The piece of code that's run repeatedly is just some random read and write operations. It's not attempting to produce anything sensible, it's just there to stress-test the data structure.

So when I run this, "Finished" is never printed. However, if I change _queue.async(flags: .barrier) to _queue.sync(flags: .barrier), then I see "Finished" printed.

I'm guessing when I'm using the async write version, I'm getting a deadlock, but why? It's the textbook Readers-Writers solution that's typically used. Perhaps it's my test code that is at fault, but again, why?

2

There are 2 best solutions below

8
Rob Napier On BEST ANSWER

You're almost certainly getting thread-pool exhaustion. This is a pattern Apple engineers repeatedly warn against using because of that risk (I'm aware it's also documented as a common pattern in many places). Each call to .async is spawning a thread, and if there is severe contention (as you're creating), eventually there will be no threads available, and everything will lock up.

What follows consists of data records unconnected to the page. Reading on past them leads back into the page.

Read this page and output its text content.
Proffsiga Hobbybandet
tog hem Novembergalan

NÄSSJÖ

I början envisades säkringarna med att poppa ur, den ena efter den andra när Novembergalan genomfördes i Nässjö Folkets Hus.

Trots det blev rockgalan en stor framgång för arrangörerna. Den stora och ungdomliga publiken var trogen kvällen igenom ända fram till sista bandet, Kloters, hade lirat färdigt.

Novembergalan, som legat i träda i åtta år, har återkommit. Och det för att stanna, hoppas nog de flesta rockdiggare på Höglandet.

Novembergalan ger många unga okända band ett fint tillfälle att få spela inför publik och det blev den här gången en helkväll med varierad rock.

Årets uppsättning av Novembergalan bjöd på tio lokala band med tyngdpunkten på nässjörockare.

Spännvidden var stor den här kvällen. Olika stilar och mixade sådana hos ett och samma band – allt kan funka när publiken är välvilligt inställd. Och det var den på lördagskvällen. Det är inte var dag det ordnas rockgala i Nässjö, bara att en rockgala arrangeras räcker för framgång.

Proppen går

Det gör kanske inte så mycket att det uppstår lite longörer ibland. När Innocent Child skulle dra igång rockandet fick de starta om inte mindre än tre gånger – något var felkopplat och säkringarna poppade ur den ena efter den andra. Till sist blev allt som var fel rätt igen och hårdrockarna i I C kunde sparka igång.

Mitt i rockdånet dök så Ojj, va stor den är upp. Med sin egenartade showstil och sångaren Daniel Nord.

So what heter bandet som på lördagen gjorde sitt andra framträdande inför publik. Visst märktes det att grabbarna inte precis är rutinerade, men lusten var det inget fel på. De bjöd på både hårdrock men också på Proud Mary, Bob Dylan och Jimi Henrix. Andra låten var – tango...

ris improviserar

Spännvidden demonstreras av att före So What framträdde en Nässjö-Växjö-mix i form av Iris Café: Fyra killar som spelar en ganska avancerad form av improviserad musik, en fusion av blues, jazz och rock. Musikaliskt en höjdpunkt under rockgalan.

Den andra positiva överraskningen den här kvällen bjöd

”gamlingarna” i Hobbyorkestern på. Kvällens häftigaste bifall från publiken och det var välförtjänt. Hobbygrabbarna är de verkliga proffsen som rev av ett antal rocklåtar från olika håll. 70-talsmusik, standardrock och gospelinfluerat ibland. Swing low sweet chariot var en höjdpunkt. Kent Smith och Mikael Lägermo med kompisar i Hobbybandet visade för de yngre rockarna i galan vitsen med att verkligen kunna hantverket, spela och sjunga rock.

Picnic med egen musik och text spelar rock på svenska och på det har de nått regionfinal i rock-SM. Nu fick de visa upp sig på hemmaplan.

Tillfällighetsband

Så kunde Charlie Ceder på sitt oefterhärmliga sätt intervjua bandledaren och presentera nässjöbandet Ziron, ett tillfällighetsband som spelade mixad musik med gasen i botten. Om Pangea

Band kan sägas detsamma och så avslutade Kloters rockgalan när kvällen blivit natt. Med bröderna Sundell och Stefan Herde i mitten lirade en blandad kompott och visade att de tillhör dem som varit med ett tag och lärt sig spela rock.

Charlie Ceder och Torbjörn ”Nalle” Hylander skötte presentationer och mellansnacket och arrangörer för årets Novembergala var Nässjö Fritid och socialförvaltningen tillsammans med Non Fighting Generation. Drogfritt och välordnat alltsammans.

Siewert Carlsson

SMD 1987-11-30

In modern Swift, the correct tool for this is an actor. In pre-concurrency Swift, you'd likely want to use an OSAllocatedUnfairLock, though when you find yourself making an atomic property, thinking you mean thread-safe, you are often on the wrong road.

3
Alex On

Rob in his answer gave me some great clues into why my code was not completing: "thread pool exhaustion, not threads available, everything locks up". So I wanted to see exactly why does everything lock up when pool exhaustion happens.

Having learned a bit about thread pools, I would normally expect pool exhaustion to be perhaps bad for performance, but not necessarily a reason for a deadlock, because once some blocks finish executing, they would free up their threads, and allow other blocks to execute. So I didn't see immediately how can this result in a deadlock.

But alas, here's one way this could have resulted in a deadlock:

enter image description here

In the image above I'm trying to depict what the state of my queues was at the time when deadlock happened.

The main queue is "fine", because it dispatched everything asynchronously to the "testQueue".

Now, I just learned about the GCD thread pool – it's a pool of available threads, and GCD can add more threads to it when needed, but there's a limit, which probably depends on the platform and device, but for the sake of example let's say it's max 4 threads.

So in this case, I dispatched 1000 concurrent blocks, and the first 4 got their own thread to execute on, immediately depleting the GCD thread pool.

The remaining 996 blocks have to wait for threads to free up before they can run. This is all fine so far.

Next, the first block that received a thread starts executing. In its code it calls _queue.sync to read the value on the "containerQueue". To run a block on "containerQueue" it needs its own thread, but because our GCD thread pool is empty, it can't run and has to wait for threads to become available.

Now because the block in "containerQueue" was dispatched synchronously, it blocks the "testQueue" block from completing. Now since it can't complete, it can't release its thread back to the GCD thread pool.

So "testQueue" blocks never complete, never release their threads, and "containerQueue" blocks never start because they wait forever for threads to free up.

This is a deadlock.


Now if I pause my program execution and look at my threads, I see a whole bunch of "testQueue" threads, all waiting on a lock, after trying to access Container.value.getter, which seems to support my hypothesis above.

enter image description here


However, this doesn't explain why the deadlock goes away when I change the setter from async to sync. Maybe it's just "luck".